Дискуссия вокруг поэтики взаимодействия высокого искусства с массовым не утихает вот уже которое десятилетие.

На излете 1960-х Л. Фидлер, призывающий к «засыпанию рвов» и «пересечению границ»1, фактически инициировал разговор, связав необходимость «встречного движения» с эстетикой постмодернизма, а использование модных приемов, сюжетов, находок в серьезном искусстве — с единственным шансом привлечь к себе массового читателя и «научить, развлекая», естественному пониманию высокой литературы. На Западе закипела полемика, перекинувшаяся в Россию к началу XXI века, когда отечественная высокая литература окончательно отделила себя от коммерческой, а наступающая «эпоха стабильности» еще резче напомнила о тотальной потере читателя, нивелировке статуса литературы и замкнутости писательского сообщества в пределах своего профессионального круга и календаря. За эту замкнутость корили как массовых авторов, стремительно набирающих популярность, так и «проектных» издателей; как безразличных политиков, сажающих за один круглый стол представителей разных культурных течений, так и своего брата-прозаика — если желание расширить читательскую аудиторию вдруг ненароком толкало его на извилистый глянцевый путь.

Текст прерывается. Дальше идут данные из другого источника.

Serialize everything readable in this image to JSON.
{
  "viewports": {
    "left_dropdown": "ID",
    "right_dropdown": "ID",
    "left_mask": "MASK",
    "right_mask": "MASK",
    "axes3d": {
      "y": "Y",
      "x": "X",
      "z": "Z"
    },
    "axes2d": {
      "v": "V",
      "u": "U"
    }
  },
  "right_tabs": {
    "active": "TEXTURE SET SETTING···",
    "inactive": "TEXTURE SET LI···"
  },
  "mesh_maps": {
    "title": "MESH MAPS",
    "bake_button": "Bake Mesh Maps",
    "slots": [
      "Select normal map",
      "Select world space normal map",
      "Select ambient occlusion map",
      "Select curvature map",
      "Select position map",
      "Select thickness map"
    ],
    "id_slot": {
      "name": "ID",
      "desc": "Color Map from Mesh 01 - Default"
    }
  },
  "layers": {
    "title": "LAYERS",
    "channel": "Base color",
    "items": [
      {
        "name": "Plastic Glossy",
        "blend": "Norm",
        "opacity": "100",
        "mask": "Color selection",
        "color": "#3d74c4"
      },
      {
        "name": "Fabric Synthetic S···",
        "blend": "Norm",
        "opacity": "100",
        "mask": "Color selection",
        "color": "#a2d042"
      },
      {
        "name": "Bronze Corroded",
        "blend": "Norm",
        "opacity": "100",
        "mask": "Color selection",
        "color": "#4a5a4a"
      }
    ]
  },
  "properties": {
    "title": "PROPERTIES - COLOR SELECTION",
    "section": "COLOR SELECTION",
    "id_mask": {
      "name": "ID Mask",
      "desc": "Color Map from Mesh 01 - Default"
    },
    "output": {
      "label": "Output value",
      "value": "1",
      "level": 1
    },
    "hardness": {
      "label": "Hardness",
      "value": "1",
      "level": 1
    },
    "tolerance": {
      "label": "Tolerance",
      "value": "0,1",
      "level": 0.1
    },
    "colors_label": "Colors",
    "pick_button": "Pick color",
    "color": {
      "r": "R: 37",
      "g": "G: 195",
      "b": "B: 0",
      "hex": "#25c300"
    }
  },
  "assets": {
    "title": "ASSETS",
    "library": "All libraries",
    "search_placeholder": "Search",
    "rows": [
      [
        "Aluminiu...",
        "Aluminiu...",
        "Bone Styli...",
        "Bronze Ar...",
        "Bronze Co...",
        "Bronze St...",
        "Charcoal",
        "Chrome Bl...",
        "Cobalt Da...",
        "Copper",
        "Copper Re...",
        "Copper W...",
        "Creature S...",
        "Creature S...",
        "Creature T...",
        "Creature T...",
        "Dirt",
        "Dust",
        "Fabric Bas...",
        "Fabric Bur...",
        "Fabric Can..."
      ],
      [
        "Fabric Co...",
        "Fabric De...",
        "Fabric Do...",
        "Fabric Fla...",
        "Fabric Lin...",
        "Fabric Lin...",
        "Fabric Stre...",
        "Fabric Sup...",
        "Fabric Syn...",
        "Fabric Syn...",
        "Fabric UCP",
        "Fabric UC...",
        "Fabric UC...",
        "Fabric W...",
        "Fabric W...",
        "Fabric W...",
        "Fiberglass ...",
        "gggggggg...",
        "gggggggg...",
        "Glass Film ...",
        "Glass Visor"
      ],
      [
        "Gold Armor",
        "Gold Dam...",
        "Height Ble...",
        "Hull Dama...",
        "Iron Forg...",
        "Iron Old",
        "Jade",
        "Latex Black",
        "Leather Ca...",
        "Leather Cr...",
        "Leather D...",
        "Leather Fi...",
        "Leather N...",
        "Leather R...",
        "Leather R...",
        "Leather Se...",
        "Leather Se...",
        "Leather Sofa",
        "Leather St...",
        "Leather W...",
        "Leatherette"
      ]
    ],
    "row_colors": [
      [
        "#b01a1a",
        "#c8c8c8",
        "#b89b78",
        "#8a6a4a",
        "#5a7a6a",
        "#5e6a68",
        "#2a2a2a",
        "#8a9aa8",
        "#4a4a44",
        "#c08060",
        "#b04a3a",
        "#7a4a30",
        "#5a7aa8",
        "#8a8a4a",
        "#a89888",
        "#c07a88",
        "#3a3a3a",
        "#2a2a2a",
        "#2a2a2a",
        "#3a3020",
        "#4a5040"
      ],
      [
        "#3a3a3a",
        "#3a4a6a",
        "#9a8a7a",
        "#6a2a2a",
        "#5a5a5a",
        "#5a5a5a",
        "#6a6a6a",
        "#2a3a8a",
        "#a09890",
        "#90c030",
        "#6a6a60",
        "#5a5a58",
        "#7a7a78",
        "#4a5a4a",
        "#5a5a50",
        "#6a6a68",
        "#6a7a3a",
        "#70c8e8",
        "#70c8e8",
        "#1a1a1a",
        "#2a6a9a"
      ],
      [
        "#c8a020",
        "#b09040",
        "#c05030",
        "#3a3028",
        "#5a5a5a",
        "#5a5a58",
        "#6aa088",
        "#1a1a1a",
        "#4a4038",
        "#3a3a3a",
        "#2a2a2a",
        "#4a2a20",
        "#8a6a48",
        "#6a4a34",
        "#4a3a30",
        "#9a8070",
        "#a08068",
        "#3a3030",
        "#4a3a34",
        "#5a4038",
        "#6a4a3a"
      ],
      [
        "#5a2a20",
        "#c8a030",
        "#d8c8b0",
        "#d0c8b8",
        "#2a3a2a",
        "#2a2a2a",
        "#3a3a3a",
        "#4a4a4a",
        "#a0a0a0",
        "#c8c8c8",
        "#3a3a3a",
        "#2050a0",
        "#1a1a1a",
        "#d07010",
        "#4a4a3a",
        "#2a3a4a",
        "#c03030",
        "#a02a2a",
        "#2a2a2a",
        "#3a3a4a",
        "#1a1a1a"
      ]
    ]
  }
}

Однако в период формирования и апробации книжного рынка, в период возникновения новых имен и проектов, подчас становившихся предметом издательской или журнальной конкуренции, в период утверждения ценностной картины и сражения за «своего» читателя подобные дискуссии имели смысл. Стоит ли продолжать эту тему сейчас — и возможно ли оценить те «форматные» сдвиги, которые наметились в литературе начала 2010-х как свидетельство многолетнего — пусть и невольного — взаимодействия прозы «серьезной» и «массовой», «формульной» и «элитарной»?

2

Литература рубежа 2000-2010-х медленно, но неуклонно пошла на сближение с современностью.

Разумеется, движение к современности движению к массовости никак не равно; однако до сей поры — на фоне многогранного и полемичного освещения событий чеченской войны, на фоне болезненного подведения итогов «лихим 90-м», на фоне постоянных оглядок к советскому прошлому и поминутных сведений с ним счетов, — так вот, на этом фоне образ нулевых казался высвеченным бледно — прежде всего потому, что, в общем (за некоторыми молодыми исключениями: скрупулезный и дотошный в деталях Р. Сенчин, журналистски настроенный А. Рубанов, брутальный и «субкультурный» З. Прилепин, «головной» А. Иличевский), серьезных писателей не привлекал. Прозаики, заговорившие о поколении, порожденном «эпохой стабильности», — офисных менеджерах, «тружениках монитора», о благах цивилизации, об учащенной пульсации современного мегаполиса, по умолчанию принадлежали в лучшем случае к синтетической и формульной литературе, а то и вовсе именовались производителями ширпотреба. «Серьезная» литература в нулевые не заглядывала, оставив это поле С. Минаеву, О. Робски, Е. Гришковцу.

Впрочем, после того, как в 2006 году роман С. Минаева «Духless» взорвал читательское сообщество и не просто подогрел, но прямо-таки вскипятил тиражи, писательская элита забила тревогу. «Сегодня все так перепуталось, что предназначенное определенным слоям населения потребляется совсем другими, и наоборот, — забеспокоилась Н. Иванова. — Литература, прошу прощения, продажная смело вступает на территорию настоящей, я имею в виду — на ее содержательную сторону. Начинает брать сюжеты, темы, персонажей, как бы выхватывая их, как матрасик, из-под, или срывая, как одеялко, с серьезной литературы…»2 К сожалению, на тот момент адекватно оценить феномен безоглядной популярности «ширпотреба» (пытающегося, надо сказать, в меру возможностей имитировать интеллектуальность и философичность искусства высокого) не удалось: «серьезная» литература заняла глухую оборону, критика выставила противоглянцевые ежи, и несколько здравых реплик, обращающих внимание на перспективность подобной идущей навстречу эстетики3, оказались заглушены протестующим гулом.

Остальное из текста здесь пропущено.